In a bid to provide a whole support system for the victims who have suffered violence, the group also birthed the Employability and Entrepreneurial project (EE) where they ensure adequate therapy for women in various communities, a project which helps to integrate women back into the society.

According to Edobor, the initiative has partnered with some organisations like Jobberman to help women back into the workforce.

“Also we have had donors who helped women in getting funds to start a business, and we ensure that before they get the grants they go through therapy sessions as one of the requirements,” she added.

Challenges

In most cases, violence against women and girls has become normalised in the society, despite efforts by all stakeholders to stamp out the vice through massive awareness and frontline response services. On this premise, reporting gender-based violence in Nigeria is seen as a big challenge.

Edobor says when cases are taken to the police, most times it is referred to as a domestic issue or family matter. She reiterated that the main problem is ensuring that everybody know the law including the police.

The initiative is also faced with the challenge of providing a whole support system for the victims who have suffered violence which invariably gave birth to E and E.

“Another challenge we have is the children because we have some women with kids. So we are also faced with the challenge of ensuring that the children go for therapy,” Edobor said.

Beneficiaries

One of the beneficiaries of the initiative From Lagos who prefers to be anonymous said she was a victim of domestic violence and had left her marriage since 2019. She explained it has not been an easy journey for her trying to fix her life then she met Safe Space.
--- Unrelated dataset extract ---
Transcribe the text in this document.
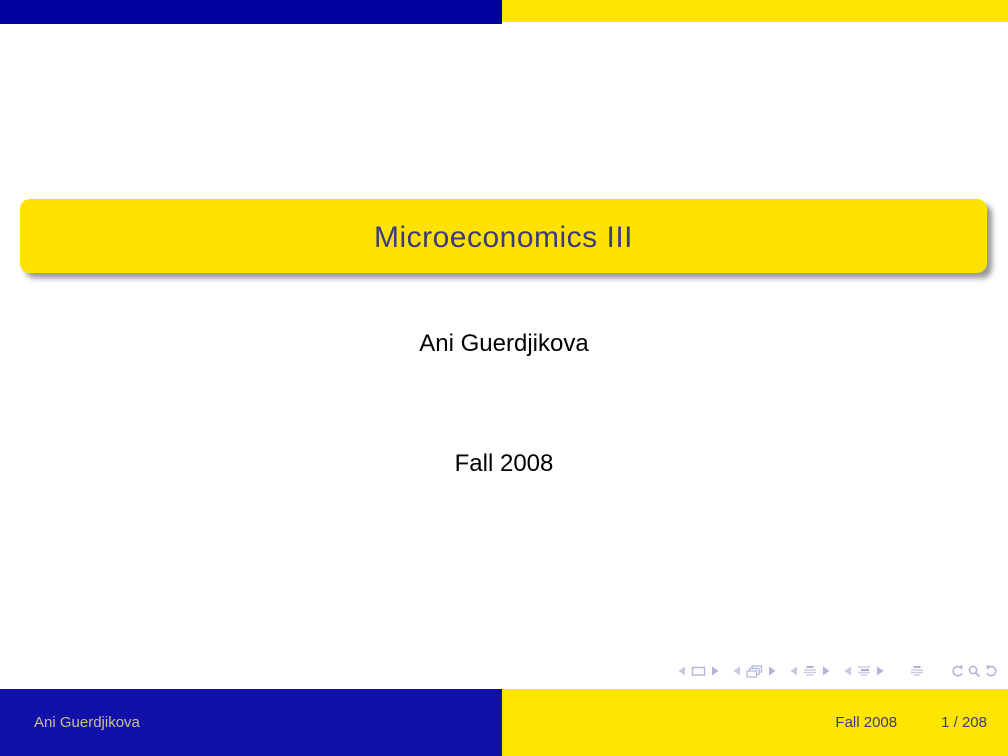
Microeconomics III
Ani Guerdjikova
Fall 2008
Ani Guerdjikova	Fall 2008	1 / 208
“The foundation has been a blessing to me because they have really encouraged me, supporting me, using a therapist to talk to me and also helped me to get an apartment here in Lagos. They paid for it and fix it for me and also started a business for me, a food stuff business for vie mama monie,”

Another beneficiary from Lagos, a mother of three who also prefers to remain anonymous said she was in a bad marriage, being beaten by her ex -husband, and didn’t know how to take care of herself and the children. She contacted Safe Space initiative, and narrated her situation and immediately they got a shelter for her and her three children for some months.

“During the period, they helped me with therapy for myself and the kids because in some occasions, the kids witnessed the violence. So, they helped me with some empowerment fund to help me get a place in Lagos. From time to time, they hold therapy programmess with me and other women, who share their stories too. At a time, my ex was stulking me but they helped me get a restraining order”.

A single mother who currently lives in the UK said Safe Space is a community that listens to women’s issues and concerns for free. According to her, the organisation is genuine and provides hope for members, adding they have helped her in her relationship with people because before now, she finds it difficult relating with people.

Future Projects

For the coming years, Safe Space plans to utilize the mobile app as something that can be used consistently and increase its data base. The group which sees stage plays as vehicle and conversation starter plans to amplify its advocacy and intend to take “Mirror Mirror” a stage play to communities, schools, and various places in Nigeria.

And in trying to instruct people with their stories, the group is also working on CAST this year and plans to show a stage play in six states in Nigeria across universities, communities and government houses. Edobor says they hosted a play at the Nigerian governor’s wife forum last year and they have committed to bringing the play to their individual states.

As part of their support group therapy event, Safe Space says it plans to host one in February this year and currently seeking for sponsors to facilitate the employability and empowerment program.